On the money supply front, there have been actions from the RBI in reining this inflationary pressure. During the second week of December 2006, the central bank increased the cash reserve ratio (CRR) by 25 basis points to 5.25% with effect from December 23, 2006. There is another 25 basis points hike in the CRR scheduled on January 6, 2007, which shall take the rate to 5.5%. As reported, the said hikes in the CRR are expected to absorb around Rs 135 bn (US$ 3 bn) from the financial system, thus acting as a reining mechanism for the unsustainabe high growth in credit offtake. As reported by the CMIE, annual growth in money supply stood at 18.7% as on November 10, 2006. Although the growth has decelerated from the 19.9% growth in money supply seen in August 2006, it is still significantly higher than the 17.2% growth recorded in November 2005.

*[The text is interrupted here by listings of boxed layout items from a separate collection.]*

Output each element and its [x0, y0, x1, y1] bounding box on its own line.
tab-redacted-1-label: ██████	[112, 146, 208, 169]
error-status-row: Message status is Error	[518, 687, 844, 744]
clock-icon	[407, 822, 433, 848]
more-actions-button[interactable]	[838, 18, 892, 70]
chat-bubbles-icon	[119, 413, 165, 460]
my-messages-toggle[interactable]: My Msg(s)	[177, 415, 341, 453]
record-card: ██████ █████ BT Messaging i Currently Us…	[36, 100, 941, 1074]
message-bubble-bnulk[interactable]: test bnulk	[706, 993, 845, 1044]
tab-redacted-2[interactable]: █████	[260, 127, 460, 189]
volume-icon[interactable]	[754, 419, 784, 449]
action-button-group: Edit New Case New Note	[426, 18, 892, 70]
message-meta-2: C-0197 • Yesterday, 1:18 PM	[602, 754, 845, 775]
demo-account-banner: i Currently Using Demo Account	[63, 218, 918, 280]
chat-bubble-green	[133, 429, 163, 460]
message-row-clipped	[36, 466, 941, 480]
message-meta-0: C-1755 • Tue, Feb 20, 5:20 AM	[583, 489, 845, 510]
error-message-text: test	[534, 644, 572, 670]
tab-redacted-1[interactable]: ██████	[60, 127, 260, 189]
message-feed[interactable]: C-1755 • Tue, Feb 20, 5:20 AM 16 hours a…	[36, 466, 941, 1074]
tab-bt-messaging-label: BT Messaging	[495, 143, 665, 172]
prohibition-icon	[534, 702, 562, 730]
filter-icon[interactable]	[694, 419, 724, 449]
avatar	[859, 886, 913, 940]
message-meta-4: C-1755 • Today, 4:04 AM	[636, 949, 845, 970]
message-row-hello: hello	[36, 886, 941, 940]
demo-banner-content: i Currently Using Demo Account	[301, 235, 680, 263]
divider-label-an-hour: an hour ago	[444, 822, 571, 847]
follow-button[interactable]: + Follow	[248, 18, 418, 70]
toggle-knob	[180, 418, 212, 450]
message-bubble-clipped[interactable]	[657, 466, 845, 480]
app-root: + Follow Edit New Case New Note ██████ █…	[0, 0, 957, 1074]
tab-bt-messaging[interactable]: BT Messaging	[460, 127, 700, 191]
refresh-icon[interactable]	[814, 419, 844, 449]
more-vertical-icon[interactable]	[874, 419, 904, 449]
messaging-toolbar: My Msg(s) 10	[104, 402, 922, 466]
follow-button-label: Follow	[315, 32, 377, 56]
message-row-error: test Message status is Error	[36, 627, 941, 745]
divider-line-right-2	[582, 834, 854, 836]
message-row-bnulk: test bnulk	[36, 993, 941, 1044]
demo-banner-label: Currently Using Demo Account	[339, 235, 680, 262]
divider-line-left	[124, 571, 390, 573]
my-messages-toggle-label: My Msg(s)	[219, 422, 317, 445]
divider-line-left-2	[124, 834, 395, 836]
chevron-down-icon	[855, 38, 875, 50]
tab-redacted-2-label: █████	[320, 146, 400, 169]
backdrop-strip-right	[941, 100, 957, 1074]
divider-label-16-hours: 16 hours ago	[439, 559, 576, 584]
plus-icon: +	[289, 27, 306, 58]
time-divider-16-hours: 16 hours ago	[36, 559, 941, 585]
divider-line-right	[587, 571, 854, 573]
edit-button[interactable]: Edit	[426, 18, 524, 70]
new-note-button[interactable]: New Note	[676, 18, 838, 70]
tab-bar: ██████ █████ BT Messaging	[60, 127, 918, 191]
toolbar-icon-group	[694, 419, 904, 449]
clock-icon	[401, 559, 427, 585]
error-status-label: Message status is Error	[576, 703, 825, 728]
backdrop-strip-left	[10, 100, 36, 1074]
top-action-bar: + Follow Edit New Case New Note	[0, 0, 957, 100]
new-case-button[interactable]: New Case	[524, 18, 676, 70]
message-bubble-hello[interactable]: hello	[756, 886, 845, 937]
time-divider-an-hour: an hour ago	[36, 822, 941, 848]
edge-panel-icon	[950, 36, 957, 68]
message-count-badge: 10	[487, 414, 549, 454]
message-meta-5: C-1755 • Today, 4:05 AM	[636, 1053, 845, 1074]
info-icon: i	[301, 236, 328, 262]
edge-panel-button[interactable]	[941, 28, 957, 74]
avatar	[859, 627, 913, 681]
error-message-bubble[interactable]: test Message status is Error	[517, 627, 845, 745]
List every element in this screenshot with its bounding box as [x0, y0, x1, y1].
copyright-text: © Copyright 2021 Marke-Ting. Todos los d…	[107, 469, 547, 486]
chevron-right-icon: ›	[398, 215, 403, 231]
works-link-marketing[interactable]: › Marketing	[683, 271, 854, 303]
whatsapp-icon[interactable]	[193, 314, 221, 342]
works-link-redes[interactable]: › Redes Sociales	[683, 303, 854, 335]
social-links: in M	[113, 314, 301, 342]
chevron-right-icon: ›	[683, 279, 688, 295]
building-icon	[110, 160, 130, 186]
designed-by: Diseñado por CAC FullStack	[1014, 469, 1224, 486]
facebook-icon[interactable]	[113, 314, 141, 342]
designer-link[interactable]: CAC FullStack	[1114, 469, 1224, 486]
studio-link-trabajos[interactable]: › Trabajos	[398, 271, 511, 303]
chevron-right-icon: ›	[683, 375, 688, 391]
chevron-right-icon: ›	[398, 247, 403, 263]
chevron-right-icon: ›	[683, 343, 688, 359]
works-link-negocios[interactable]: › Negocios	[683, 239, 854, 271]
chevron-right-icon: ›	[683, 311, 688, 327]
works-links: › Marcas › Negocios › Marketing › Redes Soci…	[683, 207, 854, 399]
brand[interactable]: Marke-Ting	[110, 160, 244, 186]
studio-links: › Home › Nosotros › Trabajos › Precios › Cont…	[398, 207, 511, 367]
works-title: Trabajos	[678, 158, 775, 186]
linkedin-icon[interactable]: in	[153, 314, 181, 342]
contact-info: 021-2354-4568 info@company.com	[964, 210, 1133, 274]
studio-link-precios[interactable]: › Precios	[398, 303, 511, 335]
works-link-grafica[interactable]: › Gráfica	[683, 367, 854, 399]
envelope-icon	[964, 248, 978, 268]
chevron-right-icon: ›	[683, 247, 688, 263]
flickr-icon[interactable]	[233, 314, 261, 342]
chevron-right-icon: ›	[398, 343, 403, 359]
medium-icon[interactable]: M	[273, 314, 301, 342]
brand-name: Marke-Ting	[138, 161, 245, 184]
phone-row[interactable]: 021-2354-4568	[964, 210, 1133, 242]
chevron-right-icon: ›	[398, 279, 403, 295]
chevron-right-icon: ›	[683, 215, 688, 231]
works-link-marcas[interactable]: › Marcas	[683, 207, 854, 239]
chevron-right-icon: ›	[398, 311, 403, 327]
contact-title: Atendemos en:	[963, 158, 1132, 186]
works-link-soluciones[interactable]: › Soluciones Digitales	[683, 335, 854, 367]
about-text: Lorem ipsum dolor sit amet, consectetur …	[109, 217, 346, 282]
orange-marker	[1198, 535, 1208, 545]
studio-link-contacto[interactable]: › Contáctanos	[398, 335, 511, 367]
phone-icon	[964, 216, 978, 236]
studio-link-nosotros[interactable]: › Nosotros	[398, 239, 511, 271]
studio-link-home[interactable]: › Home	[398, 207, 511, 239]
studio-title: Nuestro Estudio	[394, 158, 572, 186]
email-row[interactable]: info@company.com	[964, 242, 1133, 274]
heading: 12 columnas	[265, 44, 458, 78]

Now, there are pressures on the external front as well, as seen from the continuous deterioration in India's trade balance. During the first seven months of this fiscal (2006-07), India's current account deficit has touched US$ 30 bn, which is higher by US$ 5 bn over the deficit recorded in April to October 2005.

Conclusion
We believe that the three key macro factors of demographics, globalisation and economic reforms, which have led India's strong economic performance during the past three years, shall continue to pump the economic activity in the country going forward as well. However, there is caveat to this assumption. While we believe that these factors will aid the economy's strong performance in the coming years, the fact that a part of growth in the past has been a result of the sharp rise in capital flows (in response to an increase in the global risk appetite), which has allowed the government and the RBI to pursue relatively loose fiscal and monetary policies, puts the economic growth to a test of risk. The Indian economy also needs to move faster on the infrastructure investment front while controlling the rampant growth in consumption.